A new study published in The Journal of Physiology examining how the body responds to the anticipation of pain may help musculoskeletal pain disorders.

Investigating how the brain adapts the body’s movements to help avoid pain when people are injured, the research found that the message from motor brain areas toward a muscle is reduced if this muscle is responsible for producing a painful movement and increased if it the muscle counteracts that movement.

Conducted by Laval University, Quebec, in conjunction with the Centre for Interdisciplinary Research in Rehabilitation and Social Integration, the research involved measuring the link between motor brain areas and the biceps as they prepared to move.

Additionally, it was observed that if the brain knows the movement will cause pain then the reaction time to perform the movement is longer, but the movements are performed quicker, suggesting a strategy of ‘getting it over and done with’.

According to the organisations, when people are injured, they can quickly learn to associate pain to a given movement and change the way the body moves to avoid or minimize pain. Understanding how this occurs in the brain is crucial for identifying the mechanisms that lead to the long-term maintenance of pain.

Catherine Mercier, corresponding author of the study, said: “This discovery is important because it confirms the establishment of protective strategies during the anticipation of acute pain.
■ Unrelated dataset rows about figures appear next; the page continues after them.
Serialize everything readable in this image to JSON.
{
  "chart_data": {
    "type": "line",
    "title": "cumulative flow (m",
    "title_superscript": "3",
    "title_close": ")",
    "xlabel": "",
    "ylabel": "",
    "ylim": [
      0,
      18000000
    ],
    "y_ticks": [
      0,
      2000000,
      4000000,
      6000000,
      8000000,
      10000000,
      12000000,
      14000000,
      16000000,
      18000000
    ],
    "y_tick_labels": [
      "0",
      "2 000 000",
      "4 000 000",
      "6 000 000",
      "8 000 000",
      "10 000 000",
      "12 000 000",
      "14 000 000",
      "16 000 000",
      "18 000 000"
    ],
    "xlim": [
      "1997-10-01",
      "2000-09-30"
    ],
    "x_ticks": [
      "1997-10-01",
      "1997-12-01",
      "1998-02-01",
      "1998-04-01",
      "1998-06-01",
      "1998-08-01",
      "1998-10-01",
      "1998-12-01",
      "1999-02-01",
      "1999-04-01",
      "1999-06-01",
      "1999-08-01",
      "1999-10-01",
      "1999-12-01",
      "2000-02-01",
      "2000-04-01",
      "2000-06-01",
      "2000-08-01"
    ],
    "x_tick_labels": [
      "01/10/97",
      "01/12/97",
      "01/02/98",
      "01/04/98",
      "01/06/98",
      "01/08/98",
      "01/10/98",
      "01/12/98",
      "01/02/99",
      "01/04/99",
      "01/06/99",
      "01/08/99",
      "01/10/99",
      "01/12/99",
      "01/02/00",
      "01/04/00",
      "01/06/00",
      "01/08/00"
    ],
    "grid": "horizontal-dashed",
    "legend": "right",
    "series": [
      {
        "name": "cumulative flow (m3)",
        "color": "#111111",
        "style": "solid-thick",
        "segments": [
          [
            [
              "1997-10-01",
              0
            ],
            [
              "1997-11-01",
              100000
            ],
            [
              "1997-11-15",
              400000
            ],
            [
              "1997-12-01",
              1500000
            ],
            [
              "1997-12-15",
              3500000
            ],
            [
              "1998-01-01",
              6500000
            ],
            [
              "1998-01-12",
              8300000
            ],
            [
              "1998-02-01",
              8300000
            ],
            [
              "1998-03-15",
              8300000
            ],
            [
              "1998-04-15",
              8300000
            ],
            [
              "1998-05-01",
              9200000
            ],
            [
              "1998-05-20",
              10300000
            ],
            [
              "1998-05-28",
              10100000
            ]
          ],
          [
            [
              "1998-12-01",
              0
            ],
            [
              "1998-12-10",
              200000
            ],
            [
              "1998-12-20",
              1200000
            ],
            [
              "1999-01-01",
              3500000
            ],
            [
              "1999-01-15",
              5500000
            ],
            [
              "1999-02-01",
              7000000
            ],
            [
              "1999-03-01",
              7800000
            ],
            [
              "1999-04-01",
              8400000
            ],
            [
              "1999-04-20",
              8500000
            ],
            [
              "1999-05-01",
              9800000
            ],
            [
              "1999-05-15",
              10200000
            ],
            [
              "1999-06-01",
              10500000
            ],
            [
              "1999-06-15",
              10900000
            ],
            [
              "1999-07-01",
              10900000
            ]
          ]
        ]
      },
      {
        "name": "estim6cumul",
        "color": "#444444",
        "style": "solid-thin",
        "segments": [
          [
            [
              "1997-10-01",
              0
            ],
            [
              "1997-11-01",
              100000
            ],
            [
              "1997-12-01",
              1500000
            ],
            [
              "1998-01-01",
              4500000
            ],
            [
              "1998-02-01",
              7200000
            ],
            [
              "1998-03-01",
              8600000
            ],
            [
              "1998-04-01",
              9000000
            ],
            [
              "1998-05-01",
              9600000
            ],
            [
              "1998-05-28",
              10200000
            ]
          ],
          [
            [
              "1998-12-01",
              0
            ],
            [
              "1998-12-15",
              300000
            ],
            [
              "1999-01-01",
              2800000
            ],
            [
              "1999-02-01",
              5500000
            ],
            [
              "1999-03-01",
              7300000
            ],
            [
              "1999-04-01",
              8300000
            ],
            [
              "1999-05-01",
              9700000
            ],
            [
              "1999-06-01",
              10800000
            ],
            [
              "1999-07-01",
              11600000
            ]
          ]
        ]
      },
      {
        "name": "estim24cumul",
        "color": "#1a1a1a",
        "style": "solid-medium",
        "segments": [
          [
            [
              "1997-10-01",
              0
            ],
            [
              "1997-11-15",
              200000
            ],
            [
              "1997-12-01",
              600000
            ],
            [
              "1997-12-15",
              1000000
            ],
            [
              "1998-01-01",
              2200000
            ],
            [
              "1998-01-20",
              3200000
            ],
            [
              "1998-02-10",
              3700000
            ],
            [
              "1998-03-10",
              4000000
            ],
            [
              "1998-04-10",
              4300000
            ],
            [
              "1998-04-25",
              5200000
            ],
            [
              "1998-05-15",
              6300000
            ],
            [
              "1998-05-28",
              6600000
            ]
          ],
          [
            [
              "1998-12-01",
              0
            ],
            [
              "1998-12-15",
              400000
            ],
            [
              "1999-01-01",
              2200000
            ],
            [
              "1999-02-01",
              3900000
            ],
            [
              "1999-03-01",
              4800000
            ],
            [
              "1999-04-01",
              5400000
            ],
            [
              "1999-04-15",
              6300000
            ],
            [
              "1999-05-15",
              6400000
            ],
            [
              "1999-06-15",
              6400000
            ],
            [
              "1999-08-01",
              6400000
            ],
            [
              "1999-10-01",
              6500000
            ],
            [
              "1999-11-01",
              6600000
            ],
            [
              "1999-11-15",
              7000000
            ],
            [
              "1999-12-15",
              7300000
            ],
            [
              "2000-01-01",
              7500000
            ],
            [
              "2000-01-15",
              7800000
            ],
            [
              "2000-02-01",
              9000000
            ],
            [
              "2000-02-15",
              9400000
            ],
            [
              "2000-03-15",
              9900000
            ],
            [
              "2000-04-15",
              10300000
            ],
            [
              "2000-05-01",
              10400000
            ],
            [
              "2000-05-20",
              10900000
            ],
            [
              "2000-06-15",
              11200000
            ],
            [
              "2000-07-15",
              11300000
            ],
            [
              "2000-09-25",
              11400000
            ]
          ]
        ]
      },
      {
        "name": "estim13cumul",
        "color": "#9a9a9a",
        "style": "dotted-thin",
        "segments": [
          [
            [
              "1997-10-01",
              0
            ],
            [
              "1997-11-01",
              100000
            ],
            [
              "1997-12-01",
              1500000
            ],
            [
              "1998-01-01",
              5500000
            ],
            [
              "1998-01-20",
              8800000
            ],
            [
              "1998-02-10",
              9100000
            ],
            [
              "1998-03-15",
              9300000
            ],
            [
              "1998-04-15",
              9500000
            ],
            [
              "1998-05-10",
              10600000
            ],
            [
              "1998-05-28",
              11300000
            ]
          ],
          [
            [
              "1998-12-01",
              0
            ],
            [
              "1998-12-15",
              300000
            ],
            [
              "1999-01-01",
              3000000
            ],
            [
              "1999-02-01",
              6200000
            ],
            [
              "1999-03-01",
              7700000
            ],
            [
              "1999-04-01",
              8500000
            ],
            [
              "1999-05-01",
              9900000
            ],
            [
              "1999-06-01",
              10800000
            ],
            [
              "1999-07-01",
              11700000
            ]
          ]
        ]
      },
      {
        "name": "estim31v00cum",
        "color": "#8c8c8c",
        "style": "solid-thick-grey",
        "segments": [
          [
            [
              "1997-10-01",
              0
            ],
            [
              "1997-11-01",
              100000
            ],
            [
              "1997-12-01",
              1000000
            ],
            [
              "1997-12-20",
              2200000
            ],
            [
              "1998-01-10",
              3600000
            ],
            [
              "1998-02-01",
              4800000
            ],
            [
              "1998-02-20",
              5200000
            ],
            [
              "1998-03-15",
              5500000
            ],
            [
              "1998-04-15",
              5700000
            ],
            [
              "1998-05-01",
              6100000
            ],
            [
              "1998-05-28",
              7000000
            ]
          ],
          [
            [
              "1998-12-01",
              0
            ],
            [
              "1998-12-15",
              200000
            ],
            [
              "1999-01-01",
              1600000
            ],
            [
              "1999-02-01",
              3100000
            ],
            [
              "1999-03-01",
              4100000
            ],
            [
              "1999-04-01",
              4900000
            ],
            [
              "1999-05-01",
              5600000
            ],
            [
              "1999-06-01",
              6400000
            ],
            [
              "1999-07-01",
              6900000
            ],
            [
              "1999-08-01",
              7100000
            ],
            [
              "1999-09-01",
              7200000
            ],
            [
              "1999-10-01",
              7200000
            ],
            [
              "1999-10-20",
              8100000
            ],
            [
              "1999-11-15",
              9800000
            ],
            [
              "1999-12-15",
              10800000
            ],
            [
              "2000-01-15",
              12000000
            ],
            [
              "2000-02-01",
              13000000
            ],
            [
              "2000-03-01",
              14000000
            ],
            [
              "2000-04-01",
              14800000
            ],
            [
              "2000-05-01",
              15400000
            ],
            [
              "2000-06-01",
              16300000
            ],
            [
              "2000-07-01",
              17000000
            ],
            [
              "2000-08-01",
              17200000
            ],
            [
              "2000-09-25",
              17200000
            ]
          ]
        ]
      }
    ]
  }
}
It marks an important advance to further our understanding of the mechanisms involved in the transition from acute to chronic pain.

“Indeed, a recent theory on the effect of pain on motor control states that while protective strategies may be initially relevant and lead to short-term pain alleviation, they may potentially have detrimental long-term consequences and lead to chronic pain.”

The investigation was carried out on thirty healthy participants, in which half received painful stimulations during flexion movements and the other half during extension movements. Importantly, as the experimental pain was induced with laser simulations, the results cannot be directly transferred to a population of patients suffering from clinical pain.